I finally cracked. I broke down, and just cried and cried and cried. Cried that I felt so isolated and alone in a place that I called Home: a place that had once felt so safe and familiar. Cried that I was having to deal with anxiety all over again.
One of the verses that has kept coming up over the past few months has been 2 Corinthians 12:9:
“My grace is sufficient for you, for my power is made perfect in weakness.”
I’ve always had a complicated relationship with this verse. Late in high school, I was wrestling through a desert season, and when I prayed to God about when I would leave it, or if there were things I could do to get out of it, this was the verse I was brought to.
As if God was saying, “I’m not going to take you out of this yet... but I will brings you through it. Find your strength in me. Lean on me. Let me be your strength.”
It was what I needed, in that moment. It taught me how to embrace the deserts, and to lean on God in the midst of them.
However, ever since then, I’ve often viewed this verse simply as a fancy way for God to say “no.”
This has been reinforced by other people, who, with good intentions, will tend to bring it up when you’re struggling with an illness or a particular situation you want to be rescued out of.
“Well,” they’ll say, “remember Paul. He prayed for God to take his issue away, and instead, God told him that His grace was sufficient...”
When my anxiety came back, it wrecked me, because I thought I was done with it forever. I had to wrestle through fears that maybe this was just my life now. Maybe anxiety was just part of who I was, and I would have to deal with it and try to “manage” it for the rest of my life. I pleaded with God to not let that be so.
And when this verse started to pop up over and over again, I was afraid that God was saying, “No. This is just your life now.”
But as I spent time on my face before God, I was hit with a realization: that’s not all this verse means. It means that I have permission to be a mess. A complete and utter mess.
Because His power is made perfect in weakness.
I don’t have to do anything on my own. Because, frankly, I can’t.
I am free to be a mess. Because God’s got me. His strength, His unwavering grace, is more than enough for me.
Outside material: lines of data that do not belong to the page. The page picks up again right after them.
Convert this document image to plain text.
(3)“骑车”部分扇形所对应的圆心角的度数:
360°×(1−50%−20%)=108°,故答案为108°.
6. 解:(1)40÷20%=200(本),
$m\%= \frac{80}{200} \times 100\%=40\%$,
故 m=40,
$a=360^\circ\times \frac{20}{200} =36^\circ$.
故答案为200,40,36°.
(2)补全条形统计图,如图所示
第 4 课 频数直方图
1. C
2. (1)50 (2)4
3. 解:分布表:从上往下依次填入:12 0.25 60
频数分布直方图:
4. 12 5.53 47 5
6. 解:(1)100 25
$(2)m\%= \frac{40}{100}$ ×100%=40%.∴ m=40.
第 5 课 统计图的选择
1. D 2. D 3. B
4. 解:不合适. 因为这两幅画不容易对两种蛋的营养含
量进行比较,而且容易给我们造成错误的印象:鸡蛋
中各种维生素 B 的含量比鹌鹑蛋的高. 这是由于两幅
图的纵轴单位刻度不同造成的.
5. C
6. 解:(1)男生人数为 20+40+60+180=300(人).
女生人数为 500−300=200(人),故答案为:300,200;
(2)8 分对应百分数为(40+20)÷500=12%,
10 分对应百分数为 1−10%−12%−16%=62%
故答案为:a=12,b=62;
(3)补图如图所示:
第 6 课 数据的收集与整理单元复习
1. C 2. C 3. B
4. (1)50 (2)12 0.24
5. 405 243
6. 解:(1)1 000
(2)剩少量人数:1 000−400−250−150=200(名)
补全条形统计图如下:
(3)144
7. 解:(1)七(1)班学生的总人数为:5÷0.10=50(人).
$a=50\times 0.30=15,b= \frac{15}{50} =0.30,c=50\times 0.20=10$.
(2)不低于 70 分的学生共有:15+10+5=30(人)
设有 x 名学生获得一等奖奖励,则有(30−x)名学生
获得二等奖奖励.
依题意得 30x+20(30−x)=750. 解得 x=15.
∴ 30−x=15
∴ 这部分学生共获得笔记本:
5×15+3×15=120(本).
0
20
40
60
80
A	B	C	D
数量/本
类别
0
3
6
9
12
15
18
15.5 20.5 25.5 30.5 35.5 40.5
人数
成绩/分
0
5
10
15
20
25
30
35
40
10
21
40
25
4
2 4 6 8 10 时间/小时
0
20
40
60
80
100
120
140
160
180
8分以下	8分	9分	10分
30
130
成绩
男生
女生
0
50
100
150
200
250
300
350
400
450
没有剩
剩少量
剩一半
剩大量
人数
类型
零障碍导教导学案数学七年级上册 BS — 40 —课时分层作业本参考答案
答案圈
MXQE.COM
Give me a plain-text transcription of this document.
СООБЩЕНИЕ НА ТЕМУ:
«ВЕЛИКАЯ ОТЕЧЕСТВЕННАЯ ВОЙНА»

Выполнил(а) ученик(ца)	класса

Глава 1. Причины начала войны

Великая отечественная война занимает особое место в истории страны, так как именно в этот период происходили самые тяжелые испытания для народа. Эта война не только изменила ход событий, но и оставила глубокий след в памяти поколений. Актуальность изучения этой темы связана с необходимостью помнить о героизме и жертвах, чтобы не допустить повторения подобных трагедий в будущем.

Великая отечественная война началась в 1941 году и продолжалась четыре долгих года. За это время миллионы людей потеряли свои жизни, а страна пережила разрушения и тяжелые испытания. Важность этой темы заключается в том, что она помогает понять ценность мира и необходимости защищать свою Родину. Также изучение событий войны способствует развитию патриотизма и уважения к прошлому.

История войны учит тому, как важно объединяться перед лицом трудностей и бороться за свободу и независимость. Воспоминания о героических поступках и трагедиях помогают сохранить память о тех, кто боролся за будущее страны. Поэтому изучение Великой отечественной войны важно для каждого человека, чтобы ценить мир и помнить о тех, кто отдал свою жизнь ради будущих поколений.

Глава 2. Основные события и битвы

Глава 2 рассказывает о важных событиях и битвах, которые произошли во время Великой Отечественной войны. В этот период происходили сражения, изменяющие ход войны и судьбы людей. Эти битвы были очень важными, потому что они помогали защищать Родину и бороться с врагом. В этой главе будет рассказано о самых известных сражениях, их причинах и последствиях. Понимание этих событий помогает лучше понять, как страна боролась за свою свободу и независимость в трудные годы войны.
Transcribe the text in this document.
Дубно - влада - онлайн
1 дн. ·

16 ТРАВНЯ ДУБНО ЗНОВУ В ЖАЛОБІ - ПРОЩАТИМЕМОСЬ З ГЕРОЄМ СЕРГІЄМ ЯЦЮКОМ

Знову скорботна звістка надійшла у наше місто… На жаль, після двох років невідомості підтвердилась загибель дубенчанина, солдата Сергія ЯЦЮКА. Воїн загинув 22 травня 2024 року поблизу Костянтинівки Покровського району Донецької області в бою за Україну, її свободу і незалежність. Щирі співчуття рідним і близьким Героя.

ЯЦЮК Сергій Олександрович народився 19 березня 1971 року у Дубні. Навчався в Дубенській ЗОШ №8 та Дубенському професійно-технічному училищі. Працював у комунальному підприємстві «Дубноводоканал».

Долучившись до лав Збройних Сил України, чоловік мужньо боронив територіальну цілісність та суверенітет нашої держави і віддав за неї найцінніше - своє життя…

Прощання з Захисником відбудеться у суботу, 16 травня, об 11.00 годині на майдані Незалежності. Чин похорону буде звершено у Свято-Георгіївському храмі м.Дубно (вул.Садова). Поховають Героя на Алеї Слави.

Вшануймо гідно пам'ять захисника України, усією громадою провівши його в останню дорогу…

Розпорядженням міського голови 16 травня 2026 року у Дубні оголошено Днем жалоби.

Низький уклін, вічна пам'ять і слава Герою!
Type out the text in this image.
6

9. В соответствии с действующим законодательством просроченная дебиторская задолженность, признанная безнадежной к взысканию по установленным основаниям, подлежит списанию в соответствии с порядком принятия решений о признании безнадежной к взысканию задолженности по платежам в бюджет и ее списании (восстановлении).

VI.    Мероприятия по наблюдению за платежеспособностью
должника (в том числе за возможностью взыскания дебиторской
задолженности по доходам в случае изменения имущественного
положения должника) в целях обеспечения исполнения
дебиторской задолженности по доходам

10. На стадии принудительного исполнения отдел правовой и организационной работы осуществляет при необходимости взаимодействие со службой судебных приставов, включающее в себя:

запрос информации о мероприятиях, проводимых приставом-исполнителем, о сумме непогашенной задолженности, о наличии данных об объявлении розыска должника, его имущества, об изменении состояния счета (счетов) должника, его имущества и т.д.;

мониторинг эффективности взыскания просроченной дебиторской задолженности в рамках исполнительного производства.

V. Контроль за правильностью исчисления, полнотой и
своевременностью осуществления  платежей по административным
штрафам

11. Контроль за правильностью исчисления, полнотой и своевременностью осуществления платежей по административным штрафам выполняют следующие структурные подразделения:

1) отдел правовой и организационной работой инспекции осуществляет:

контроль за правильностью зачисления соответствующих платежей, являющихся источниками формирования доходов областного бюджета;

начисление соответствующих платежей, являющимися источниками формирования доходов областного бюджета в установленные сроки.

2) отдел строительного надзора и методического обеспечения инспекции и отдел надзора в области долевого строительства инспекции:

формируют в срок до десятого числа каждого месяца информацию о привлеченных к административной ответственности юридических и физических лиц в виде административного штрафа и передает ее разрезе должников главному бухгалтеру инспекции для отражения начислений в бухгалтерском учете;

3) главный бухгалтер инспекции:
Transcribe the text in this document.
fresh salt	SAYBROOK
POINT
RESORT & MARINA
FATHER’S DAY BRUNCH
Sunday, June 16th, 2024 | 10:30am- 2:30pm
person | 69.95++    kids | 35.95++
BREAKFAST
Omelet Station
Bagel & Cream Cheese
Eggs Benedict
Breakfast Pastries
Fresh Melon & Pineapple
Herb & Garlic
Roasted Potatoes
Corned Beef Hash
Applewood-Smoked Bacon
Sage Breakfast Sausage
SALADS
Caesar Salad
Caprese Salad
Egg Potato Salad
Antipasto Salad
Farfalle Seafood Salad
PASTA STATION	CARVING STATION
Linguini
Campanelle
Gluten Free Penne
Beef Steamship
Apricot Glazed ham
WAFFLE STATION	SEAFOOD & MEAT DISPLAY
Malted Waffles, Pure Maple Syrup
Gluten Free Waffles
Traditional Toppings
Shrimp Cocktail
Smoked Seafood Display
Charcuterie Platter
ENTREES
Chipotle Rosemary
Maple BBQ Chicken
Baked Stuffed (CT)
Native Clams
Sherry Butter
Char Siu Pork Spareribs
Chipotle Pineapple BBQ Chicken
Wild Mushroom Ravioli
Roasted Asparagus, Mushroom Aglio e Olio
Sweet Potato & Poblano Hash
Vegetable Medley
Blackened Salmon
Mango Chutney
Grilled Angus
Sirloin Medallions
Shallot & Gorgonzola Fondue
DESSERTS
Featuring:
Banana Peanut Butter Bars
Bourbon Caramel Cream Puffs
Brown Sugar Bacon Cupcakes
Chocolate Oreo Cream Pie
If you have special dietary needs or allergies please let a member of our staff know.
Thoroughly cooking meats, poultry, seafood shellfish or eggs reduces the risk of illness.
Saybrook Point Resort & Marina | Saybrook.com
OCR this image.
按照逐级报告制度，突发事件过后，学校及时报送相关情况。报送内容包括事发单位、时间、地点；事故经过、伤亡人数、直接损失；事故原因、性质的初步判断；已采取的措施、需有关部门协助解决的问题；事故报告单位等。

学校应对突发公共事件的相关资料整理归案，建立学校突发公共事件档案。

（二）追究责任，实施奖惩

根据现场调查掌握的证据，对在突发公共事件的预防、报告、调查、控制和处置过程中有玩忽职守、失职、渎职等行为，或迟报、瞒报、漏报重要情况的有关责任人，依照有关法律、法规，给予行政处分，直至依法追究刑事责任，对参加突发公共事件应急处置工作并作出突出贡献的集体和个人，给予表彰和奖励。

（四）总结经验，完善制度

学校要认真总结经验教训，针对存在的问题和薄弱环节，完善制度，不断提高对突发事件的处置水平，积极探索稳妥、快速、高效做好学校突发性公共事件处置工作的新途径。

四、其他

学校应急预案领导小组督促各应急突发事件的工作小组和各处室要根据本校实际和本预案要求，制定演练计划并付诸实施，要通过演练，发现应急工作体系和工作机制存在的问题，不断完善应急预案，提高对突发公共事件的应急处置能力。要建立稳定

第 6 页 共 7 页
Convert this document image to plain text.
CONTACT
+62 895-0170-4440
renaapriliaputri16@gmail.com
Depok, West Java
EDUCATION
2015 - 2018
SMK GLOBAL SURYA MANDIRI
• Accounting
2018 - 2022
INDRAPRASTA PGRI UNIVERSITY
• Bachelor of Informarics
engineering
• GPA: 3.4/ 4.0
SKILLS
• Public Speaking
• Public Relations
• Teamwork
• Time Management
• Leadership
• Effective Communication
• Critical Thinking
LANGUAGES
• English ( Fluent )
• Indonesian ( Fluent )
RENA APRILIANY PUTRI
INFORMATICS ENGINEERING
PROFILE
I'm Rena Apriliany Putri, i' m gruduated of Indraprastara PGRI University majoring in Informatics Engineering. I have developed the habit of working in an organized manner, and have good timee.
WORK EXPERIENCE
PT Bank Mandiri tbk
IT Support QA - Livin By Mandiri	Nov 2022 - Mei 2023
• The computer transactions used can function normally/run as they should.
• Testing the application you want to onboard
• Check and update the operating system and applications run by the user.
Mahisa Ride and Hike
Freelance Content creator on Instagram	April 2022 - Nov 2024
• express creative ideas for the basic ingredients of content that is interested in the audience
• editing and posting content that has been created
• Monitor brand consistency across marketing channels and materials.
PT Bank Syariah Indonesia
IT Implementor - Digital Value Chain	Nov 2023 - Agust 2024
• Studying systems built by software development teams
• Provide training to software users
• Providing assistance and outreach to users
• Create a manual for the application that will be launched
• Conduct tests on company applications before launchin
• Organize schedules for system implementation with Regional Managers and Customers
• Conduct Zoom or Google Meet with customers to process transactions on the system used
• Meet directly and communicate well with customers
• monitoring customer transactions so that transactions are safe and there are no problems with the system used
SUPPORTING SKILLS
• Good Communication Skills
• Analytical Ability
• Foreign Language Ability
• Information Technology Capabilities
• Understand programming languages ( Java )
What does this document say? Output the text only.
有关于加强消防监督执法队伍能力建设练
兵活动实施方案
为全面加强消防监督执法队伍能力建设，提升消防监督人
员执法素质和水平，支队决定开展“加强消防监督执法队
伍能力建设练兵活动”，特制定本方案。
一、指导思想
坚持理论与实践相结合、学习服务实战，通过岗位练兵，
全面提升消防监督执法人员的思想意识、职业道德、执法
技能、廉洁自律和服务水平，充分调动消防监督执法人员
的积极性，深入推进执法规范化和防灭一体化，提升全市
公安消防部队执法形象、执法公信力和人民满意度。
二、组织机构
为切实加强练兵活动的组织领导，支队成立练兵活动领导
In the previous chapter in 2 Corinthians, Paul writes: “If I must boast, I will boast in the things that show my weakness.”
And the full context of that verse that had haunted me for so long was this:
“But He said to me, “My grace is sufficient for you, for my power is made perfect in weakness.” Therefore I will boast all the more gladly about my weaknesses, so that Christ’s power may rest on me. That is why, for Christ’s sake, I delight in weaknesses, in insults, in hardships, in persecutions, in difficulties. For when I am weak, then I am strong.”
I don’t have to be strong. I don’t have to have it all together. Because God does.
There’s such freedom in that, isn’t there? In knowing you’re free to not be ok?
God is able to take the messiest of all messes, and use them for His glory. He’s able to make them beautiful. When we’re weak and broken, when we don’t have the strength to do things on our own, we’re forced to rely on God. He gets all of the glory, because we know we can’t make it on our own.
His power, His greatness is magnified, and shines through my weakness. Through my mess.
So, really, me trying to cover up my mess is actually just a selfish, prideful act. I hide the mess because I want people to think that I have it all together: that I can do this on my own. But being honest and open about my brokenness? That takes the spotlight off of myself, and shines it on Jesus.
And let me tell you something else: I’ve felt less anxiety since that day when I finally acknowledged it. It’s not perfect and completely gone, by any means… but it’s definitely less than it was.
Now that I no longer feel that pressure to hold myself together, I’m able to let God do it for me. He’s a whole lot better at it than I am.
He’s the only one who can take this broken, jumbled up mess and turn it into something beautiful.
Photos for this post were inspired by a Japanese pottery repair technique called Kintsugi.